Bovendien houdt een schuld op middellange termijn, vergeleken met kortlopende schulden, een groter risico in dat een hogere inflatie de waarde van de verwachte rentebetalingen zou aantasten. Voorbeelden van schulden op middellange termijn zijn de schatkistcertificaten die zijn uitgegeven met een looptijd van twee tot tien jaar.
Obligaties op middellange termijn en opbrengst
Tijdens de looptijd van een schuldbewijs op middellange termijn kan de emittent de looptijd of het nominale rendement van de obligatie aanpassen aan de behoeften van de emittent of de eisen van de markt – een proces dat bekend staat als schapregistratie.
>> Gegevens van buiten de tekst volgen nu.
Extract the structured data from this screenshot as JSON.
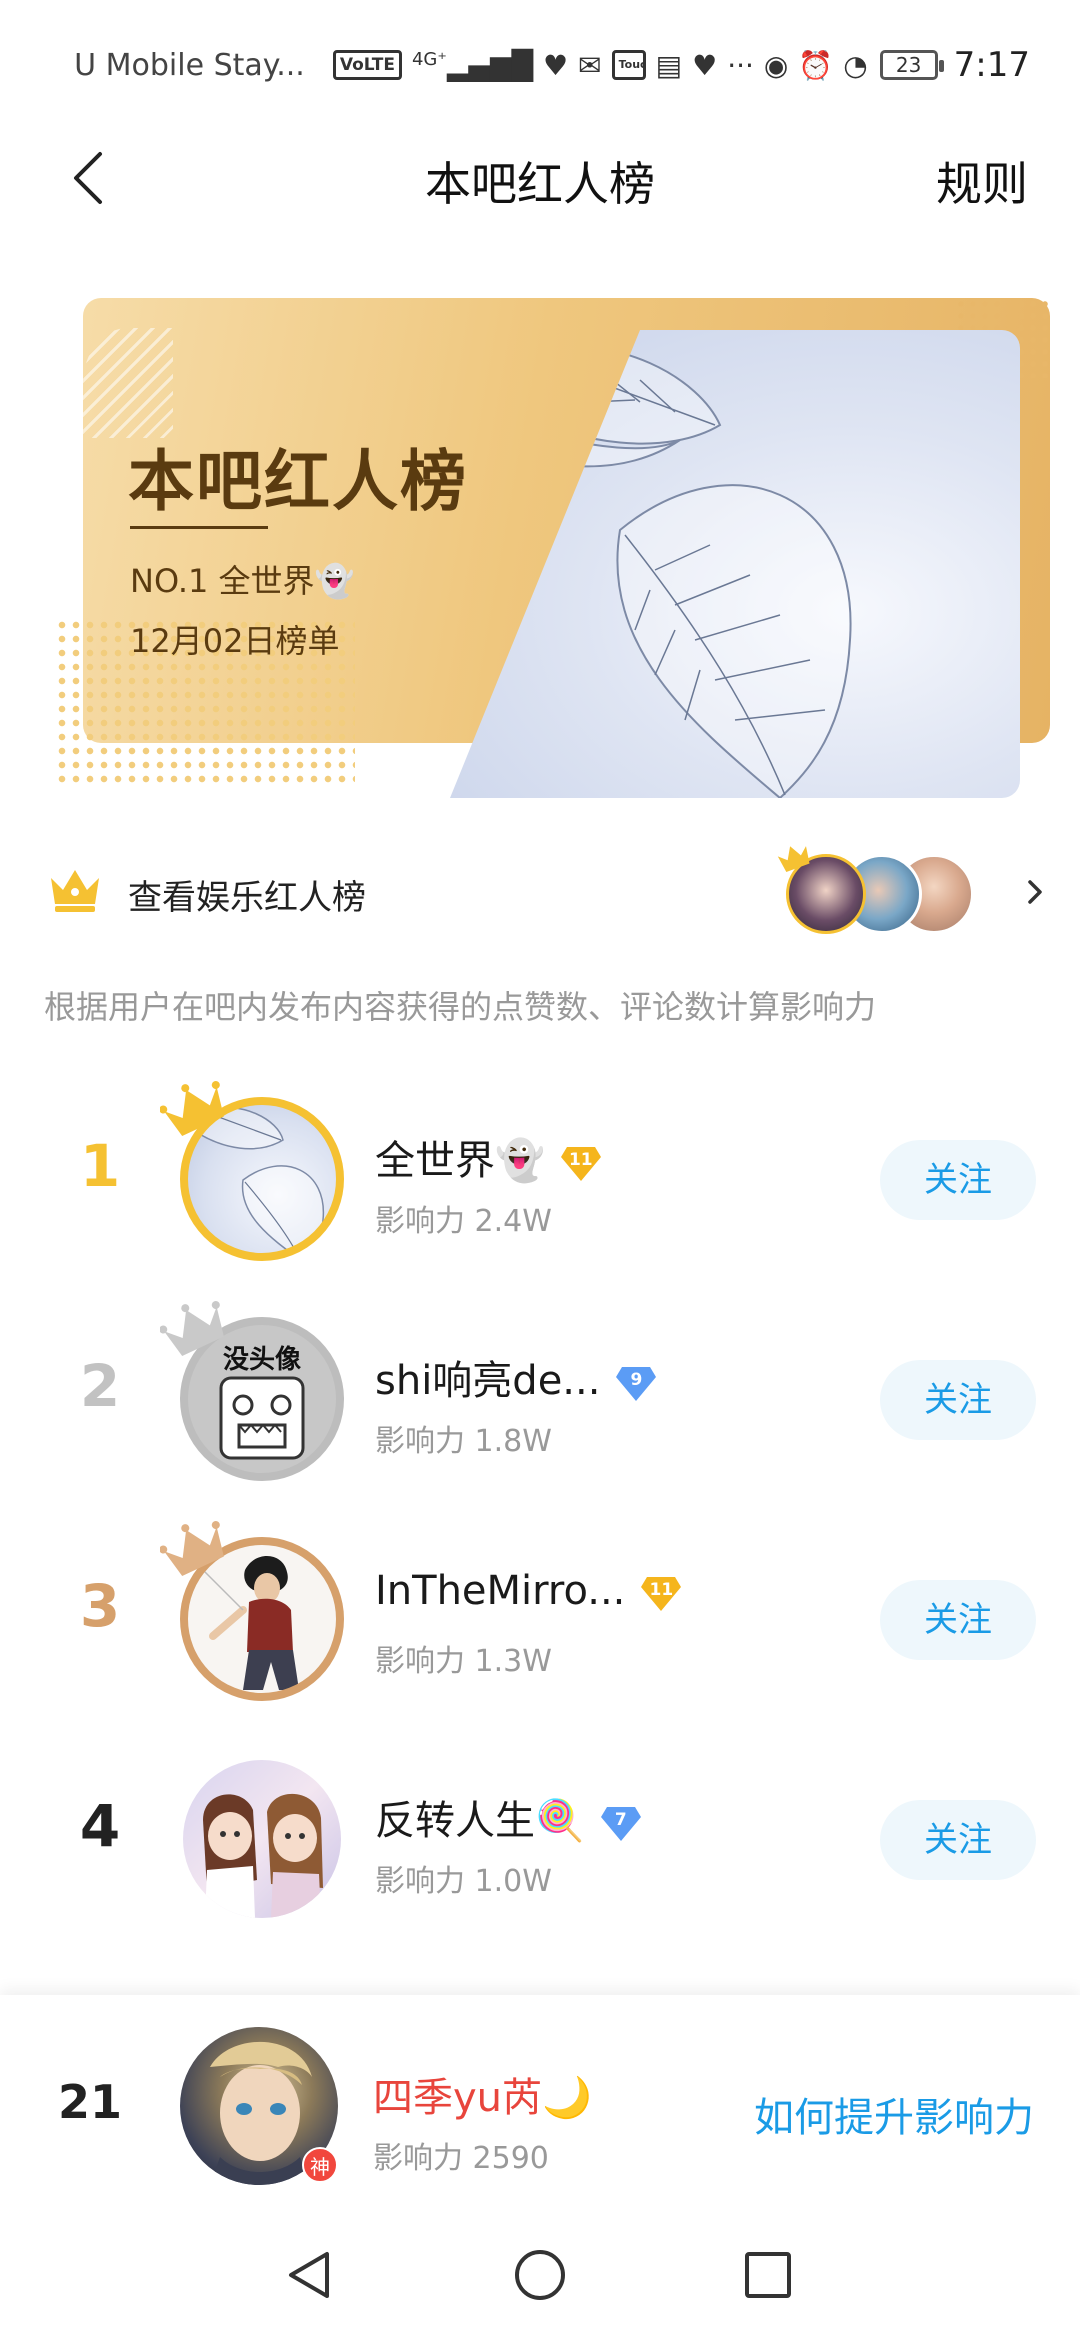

Net als gewone obligaties worden obligaties op middellange termijn geregistreerd bij de Securities and Exchange Commission (SEC) en worden ze meestal ook uitgegeven als coupondragende instrumenten.
Het rendement op een 10-jarige schatkist is een belangrijke maatstaf op de financiële markten, aangezien het wordt gebruikt als een benchmark voor andere rentetarieven, zoals hypotheekrentes. De 10-jarige schatkist wordt op een veiling verkocht en geeft het vertrouwen van de consument in de economische groei aan. Om deze reden houdt de Federal Reserve de 10-jaarsrente van de schatkist in de gaten voordat ze besluit om de Fed Fund-rente te wijzigen. Naarmate de rente op de 10-jarige schatkist stijgt, stijgt ook de rente op de 10- tot 15-jarige leningen en vice versa.
De rentecurve van schatkistpapier kan ook worden geanalyseerd om te begrijpen waar een economie zich in de conjunctuurcyclus bevindt. Het 10-jaars biljet ligt ergens in het midden van de curve en geeft dus een indicatie van hoeveel rendement beleggers nodig hebben om hun geld tien jaar lang vast te leggen. Als beleggers denken dat de economie het het komende decennium beter zal doen, zullen ze een hoger rendement op hun middellange- tot langetermijninvesteringen nodig hebben. In een standaard (of positieve) rentecurve-omgeving betalen middellangetermijnobligaties een hoger rendement voor een bepaalde kredietkwaliteit dan kortlopende obligaties, maar een lager rendement in vergelijking met langlopende (10+ jaar) obligaties.